Review: Kettle Brand Moscow Mule Potato Chips & “Should I Grow Out My Hair?” “NO.”
JFG Nation, it’s the new year, and I wanted to try something different. Anyone who’s seen pics of me on Instagram knows that I tend to have a classic spiky hairdo. Example:
But it’s 2017! I look like I’m 15 years old! Out with the old, in with the new, right? RIGHT!? Here’s an actual conversation I just had with the JFGal:
JFG: “Should I grow out my hair?”
JFGal: “Uh what?”
JFG: “Should I grow out my hair? You know, go for a change.”
JFGal: “Ugh no. No. Why do you do this to me?”
JFG: *laughing* “What!? I think it’d look cool!”
JFGal: “‘Look cool?’ Oh my god just stop. Please.”
JFG: *Googling* “Look – take a look at John Cho. He looks good with longer hair! I like his hair.”
JFGal: “Yeah, HE looks good with long hair. You look good with YOUR hair.”
JFG: *talking to self* “I think I could do it. I think I can grow hair like John Cho.”
JFGal: “Just because you think you can do something, doesn’t mean you should.”
JFG: “Well, thank god you’re not a motivational speaker.”
AND SCENE! She has a point, admittedly – when my hair is long it tends to be more porcupine/Super Saiyan than Tom Cruise in Ghost Protocol.
Next topic: recently a friend on Twitter sent me the following picture of some Kettle Chips she saw in the UK:
— Trout Poutt (@TroutPoutt) December 31, 2016
Camembert and garlic??? Fancy fancy, Kettle. I was GOING to complain about the US’s lack of such fancy chips, when these appeared in my hands: Kettle Brand Moscow Mule Potato Chips.
We discussed these Kettle Brand Moscow Mule Potato Chips on the Nosh Show back in Episode 87, and here they are! A traditional Moscow Mule is: vodka, spicy ginger beer, and lime juice, garnished with a slice or wedge of lime. I love mules. They are delicious. And it’s usually served in a copper mug, because according to Wiki: “The copper also has a chemical reaction with the acids from the lime (or other fruits in some variation of the drink) giving it a unique taste that can only be achieved in a pure copper mug.” Sure. Whatever.
The problem I’m having with these Kettle Brand Moscow Mule Potato Chips is this: Mules are a “sweet” drink. Potato chips are salty. So this is an unconventional pairing. When companies do this, is it only for buzz? Or have they created a new flavor explosion that is genuinely good? Or, did they come up with the flavor first, and then reverse label it?

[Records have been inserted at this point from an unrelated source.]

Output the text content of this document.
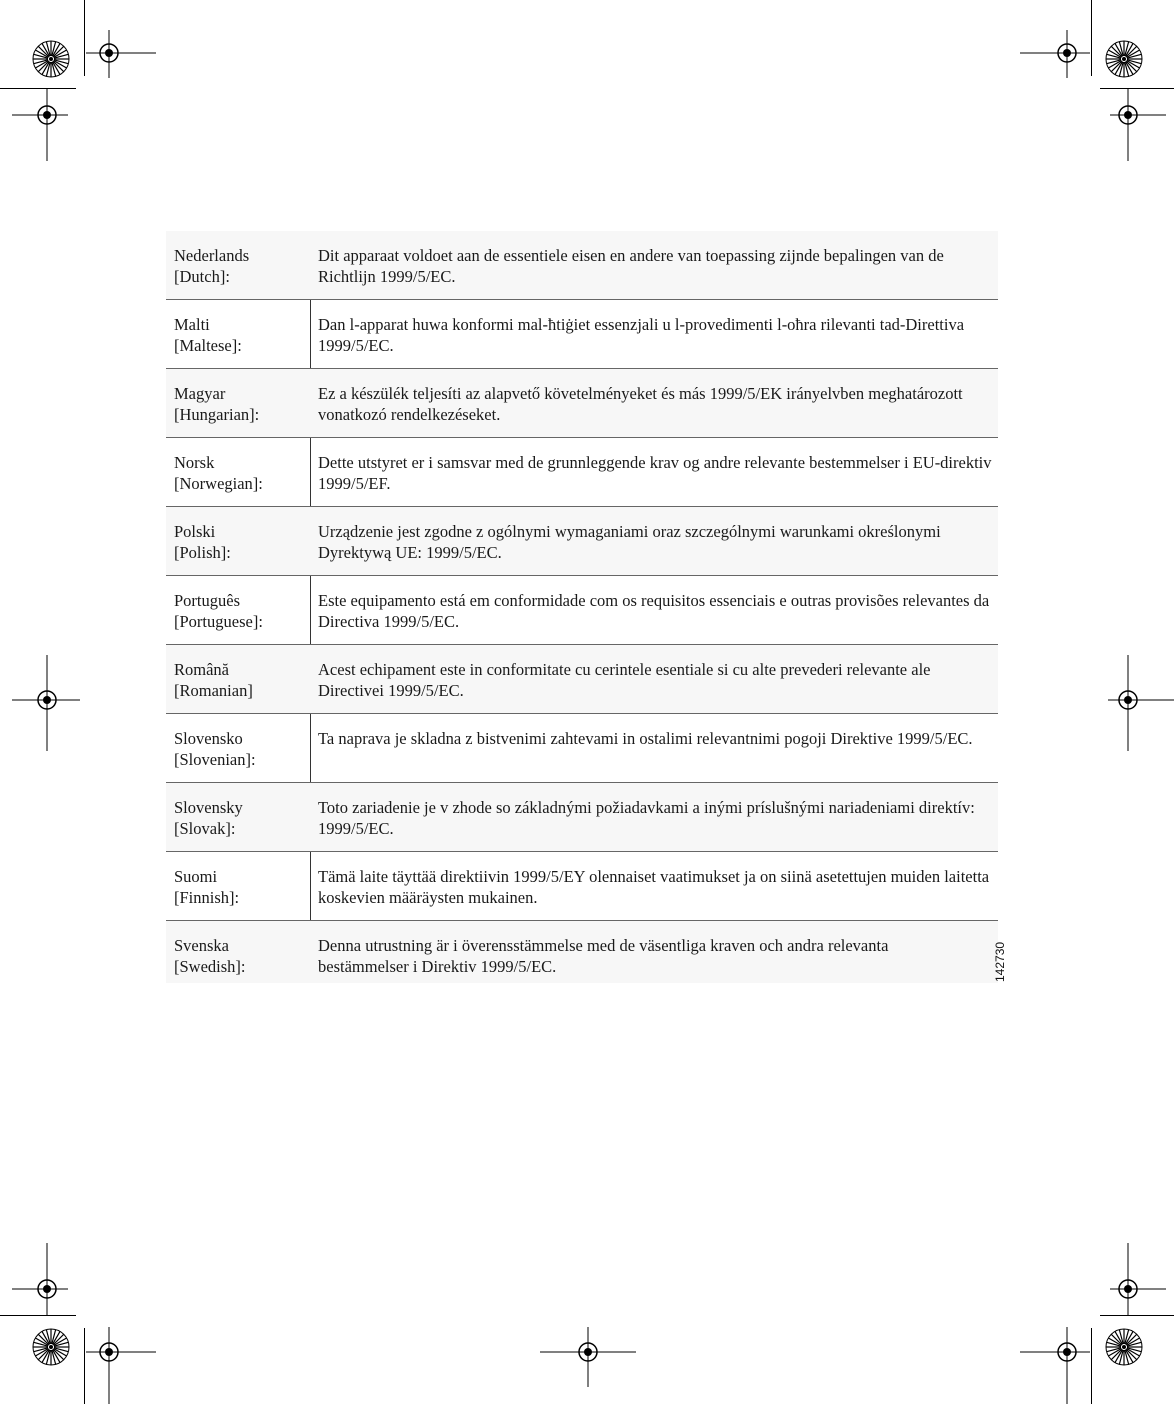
Nederlands
[Dutch]:
Dit apparaat voldoet aan de essentiele eisen en andere van toepassing zijnde bepalingen van de Richtlijn 1999/5/EC.
Malti
[Maltese]:
Dan l-apparat huwa konformi mal-ħtiġiet essenzjali u l-provedimenti l-oħra rilevanti tad-Direttiva 1999/5/EC.
Magyar
[Hungarian]:
Ez a készülék teljesíti az alapvető követelményeket és más 1999/5/EK irányelvben meghatározott vonatkozó rendelkezéseket.
Norsk
[Norwegian]:
Dette utstyret er i samsvar med de grunnleggende krav og andre relevante bestemmelser i EU-direktiv 1999/5/EF.
Polski
[Polish]:
Urządzenie jest zgodne z ogólnymi wymaganiami oraz szczególnymi warunkami określonymi Dyrektywą UE: 1999/5/EC.
Português
[Portuguese]:
Este equipamento está em conformidade com os requisitos essenciais e outras provisões relevantes da Directiva 1999/5/EC.
Română
[Romanian]
Acest echipament este in conformitate cu cerintele esentiale si cu alte prevederi relevante ale Directivei 1999/5/EC.
Slovensko
[Slovenian]:
Ta naprava je skladna z bistvenimi zahtevami in ostalimi relevantnimi pogoji Direktive 1999/5/EC.
Slovensky
[Slovak]:
Toto zariadenie je v zhode so základnými požiadavkami a inými príslušnými nariadeniami direktív: 1999/5/EC.
Suomi
[Finnish]:
Tämä laite täyttää direktiivin 1999/5/EY olennaiset vaatimukset ja on siinä asetettujen muiden laitetta koskevien määräysten mukainen.
Svenska
[Swedish]:
Denna utrustning är i överensstämmelse med de väsentliga kraven och andra relevanta bestämmelser i Direktiv 1999/5/EC.	142730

Kettle Brand Moscow Mule Potato Chips contain sugar, lemon and lime, and ginger. But then there’s parsley…to compensate for the sweet flavor?
When I opened these Kettle Brand Moscow Mule Potato Chips, they smelled slightly lime-like like the Lime tinged Tostitos. The smell of potato chip also radiated. The hint of ginger? Also noticeable. These certainly smelled like a mule plus potato chips.
Biting into one of these Moscow Mule chips, they weren’t offensive. Basically these were amazing Kettle potato chips that were tinged with salt and lime – imagine a basket of salt-sprinkled potato chips in a basket that you squeezed a lime over. That’s what these tasted like – the citrus tartness was strong.
On top of that flavor was the definite flavor of ginger…it lingered and then grew spicier as the chew went on. Ever chew on that ginger on the side of a sushi plate? That flavor was here too.
The result? A salty, sour/tart, ginger spicy potato chip. It’s like nothing I’ve ever tasted before, and the flavors weren’t as conflicting as I thought. It didn’t taste like a Moscow Mule but these were definitely potato chips inspired by a Mule.
I wouldn’t necessarily buy these again, but the flavor profile is so unique that it’s worth a taste. Objectively, Kettle did a great job delivering on the flavors it promised. But as a consumer, I was only so-so on these.
PURCHASED AT: Harris Teeter, Bethesda, MD.